New tool to explain the behavior of AI models
What actually happens after prompt input into an AI model and how exactly are the texts created that ChatGPT and Co. spit out on request? An OpenAI development team is currently working on a tool that is intended to transparently disclose the answers to these questions.
Among other things, the in-house language model GPT-2 is used as a test object, and GPT-4 is intended to help with the breakdown.
Project leader William Saunders and his team want a better insight into how large language models (LLM) work. The overall goal: “We really want to be able to know that we can trust what the model is doing and the response it’s producing,” Saunders told the platform Techcrunch. With his team, he is looking for ways to better “anticipate what the problems with an AI system will be”.
Editor’s Recommendations
A system that automatically determines which components of an LLM trigger which behaviors should help. So far, the neurons used in language models have been examined individually, manually and therefore very time-consuming. “This process does not scale well: it is difficult to apply to neural networks with tens or hundreds of billions of parameters,” OpenAI said in one blog post.
The project is still in its infancy – as of this week, initial insights are not only available on the blog, but also via github.
Similar to neurons in the human brain, the neurons in the AI ​​model recognize certain patterns in texts and draw conclusions for their own output. The Saunders team uses this working method as follows: The model whose working method is to be examined – OpenAI used GPT-2 for demo purposes – is presented with various text sequences for processing.
The new OpenAI tool monitors the processing and registers whether there are neurons that are activated particularly frequently. This evaluation is passed on to ChatGPT-4, which should analyze and explain what the individual neurons are responsible for. This is followed by a counter-check to see how correct the explanation is: ChatGPT-4 is presented with new text sequences and is intended to simulate how the observed neurons would react to them. Finally, the same sequence is sent through the original model – GPT-2 in the example – and the result is compared with the simulation.
“Using this method, we can basically find, for each individual neuron, a sort of tentative natural-language explanation of what it’s doing, and also have an assessment of how well that explanation matches actual behavior,” said Jeff Wu, OpenAI- Team Lead for Scalable Alignment.

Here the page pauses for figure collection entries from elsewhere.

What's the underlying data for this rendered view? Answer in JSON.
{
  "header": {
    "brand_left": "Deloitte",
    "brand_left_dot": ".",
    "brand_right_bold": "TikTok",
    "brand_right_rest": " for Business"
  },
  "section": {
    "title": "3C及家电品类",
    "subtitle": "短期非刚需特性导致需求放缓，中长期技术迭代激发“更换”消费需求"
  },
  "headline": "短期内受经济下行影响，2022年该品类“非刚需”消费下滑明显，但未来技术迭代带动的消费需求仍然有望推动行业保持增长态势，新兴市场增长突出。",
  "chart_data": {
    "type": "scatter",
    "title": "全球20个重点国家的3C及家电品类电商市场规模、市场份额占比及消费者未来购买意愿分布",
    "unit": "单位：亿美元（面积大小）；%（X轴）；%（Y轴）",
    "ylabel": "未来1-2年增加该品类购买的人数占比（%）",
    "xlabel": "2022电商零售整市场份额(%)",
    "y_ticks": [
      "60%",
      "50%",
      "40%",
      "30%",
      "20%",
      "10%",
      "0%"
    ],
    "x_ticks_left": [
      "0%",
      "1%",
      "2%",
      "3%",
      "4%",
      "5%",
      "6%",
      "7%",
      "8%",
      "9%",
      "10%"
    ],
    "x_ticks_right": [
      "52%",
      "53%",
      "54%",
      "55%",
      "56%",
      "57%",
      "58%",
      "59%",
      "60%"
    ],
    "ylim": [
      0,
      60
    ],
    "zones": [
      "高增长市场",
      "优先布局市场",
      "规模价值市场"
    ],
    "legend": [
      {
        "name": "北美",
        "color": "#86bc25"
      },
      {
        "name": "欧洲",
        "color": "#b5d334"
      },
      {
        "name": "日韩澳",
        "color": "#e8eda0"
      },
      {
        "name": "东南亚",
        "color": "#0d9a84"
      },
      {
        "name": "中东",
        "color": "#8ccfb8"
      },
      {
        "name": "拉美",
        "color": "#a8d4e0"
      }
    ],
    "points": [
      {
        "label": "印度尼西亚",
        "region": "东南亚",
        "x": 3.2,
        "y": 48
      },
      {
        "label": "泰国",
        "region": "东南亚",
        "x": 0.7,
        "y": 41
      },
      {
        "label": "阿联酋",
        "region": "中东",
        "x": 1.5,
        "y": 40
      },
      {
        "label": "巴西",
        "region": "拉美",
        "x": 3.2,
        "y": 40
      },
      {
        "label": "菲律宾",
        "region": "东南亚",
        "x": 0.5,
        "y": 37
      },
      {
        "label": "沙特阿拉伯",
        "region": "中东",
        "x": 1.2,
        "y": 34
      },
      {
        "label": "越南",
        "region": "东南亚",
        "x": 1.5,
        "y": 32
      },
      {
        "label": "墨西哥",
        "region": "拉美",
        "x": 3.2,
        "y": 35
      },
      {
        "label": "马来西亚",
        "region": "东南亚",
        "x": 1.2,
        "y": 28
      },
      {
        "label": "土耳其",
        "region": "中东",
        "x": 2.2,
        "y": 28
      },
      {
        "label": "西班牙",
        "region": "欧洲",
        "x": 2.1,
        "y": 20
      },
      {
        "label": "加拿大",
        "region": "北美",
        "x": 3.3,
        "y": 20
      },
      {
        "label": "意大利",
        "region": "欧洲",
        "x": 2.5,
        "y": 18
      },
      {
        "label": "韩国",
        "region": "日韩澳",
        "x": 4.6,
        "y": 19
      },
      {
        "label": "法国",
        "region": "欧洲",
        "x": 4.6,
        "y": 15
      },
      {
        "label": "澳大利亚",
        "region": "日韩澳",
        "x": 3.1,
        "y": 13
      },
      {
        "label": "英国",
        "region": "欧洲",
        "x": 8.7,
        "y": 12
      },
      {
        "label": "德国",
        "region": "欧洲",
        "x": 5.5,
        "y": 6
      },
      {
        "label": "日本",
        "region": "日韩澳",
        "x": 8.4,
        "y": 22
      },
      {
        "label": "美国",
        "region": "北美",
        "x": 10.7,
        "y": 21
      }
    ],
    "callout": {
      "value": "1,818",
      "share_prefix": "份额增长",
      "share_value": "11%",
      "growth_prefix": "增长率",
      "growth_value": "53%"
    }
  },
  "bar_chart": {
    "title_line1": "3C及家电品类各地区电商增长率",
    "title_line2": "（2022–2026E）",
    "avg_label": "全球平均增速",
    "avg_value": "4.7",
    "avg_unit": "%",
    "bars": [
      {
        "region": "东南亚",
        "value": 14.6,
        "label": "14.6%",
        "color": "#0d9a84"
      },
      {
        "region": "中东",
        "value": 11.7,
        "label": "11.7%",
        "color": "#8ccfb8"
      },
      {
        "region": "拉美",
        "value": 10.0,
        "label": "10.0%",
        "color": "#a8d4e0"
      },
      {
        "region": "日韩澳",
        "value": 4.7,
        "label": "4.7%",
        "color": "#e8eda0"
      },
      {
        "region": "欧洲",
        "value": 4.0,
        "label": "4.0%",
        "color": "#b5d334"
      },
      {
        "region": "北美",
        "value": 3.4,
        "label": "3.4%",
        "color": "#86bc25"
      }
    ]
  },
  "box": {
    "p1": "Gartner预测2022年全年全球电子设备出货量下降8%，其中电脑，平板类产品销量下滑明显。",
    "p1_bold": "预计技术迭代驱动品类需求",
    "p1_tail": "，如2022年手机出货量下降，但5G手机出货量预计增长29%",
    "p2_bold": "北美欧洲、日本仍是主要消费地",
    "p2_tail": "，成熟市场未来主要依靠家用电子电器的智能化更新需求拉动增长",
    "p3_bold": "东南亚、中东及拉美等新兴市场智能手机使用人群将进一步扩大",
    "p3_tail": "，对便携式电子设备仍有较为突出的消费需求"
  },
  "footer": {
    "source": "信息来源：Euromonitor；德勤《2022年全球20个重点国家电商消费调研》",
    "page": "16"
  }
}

The explanations for all 307,200 neurons in GPT-2 as well as the tool code are now publicly available on the OpenAI API. According to the developers, however, the new method does not yet work particularly well: Only 1,000 neuron explanations were actually reliable.
“For example, a lot of the neurons are active in a way that it’s very hard to tell what’s going on — they’re activated on five or six different things, for example, but there’s no discernible pattern,” Wu told Techchrunch to. And “sometimes there’s a recognizable pattern, but GPT-4 isn’t able to find it.”
There are also additional problems with models that are larger and more complex than GPT-2. Accordingly, there is still “a long way” to go before there is actually a tool that can automatically break down the processes in language models.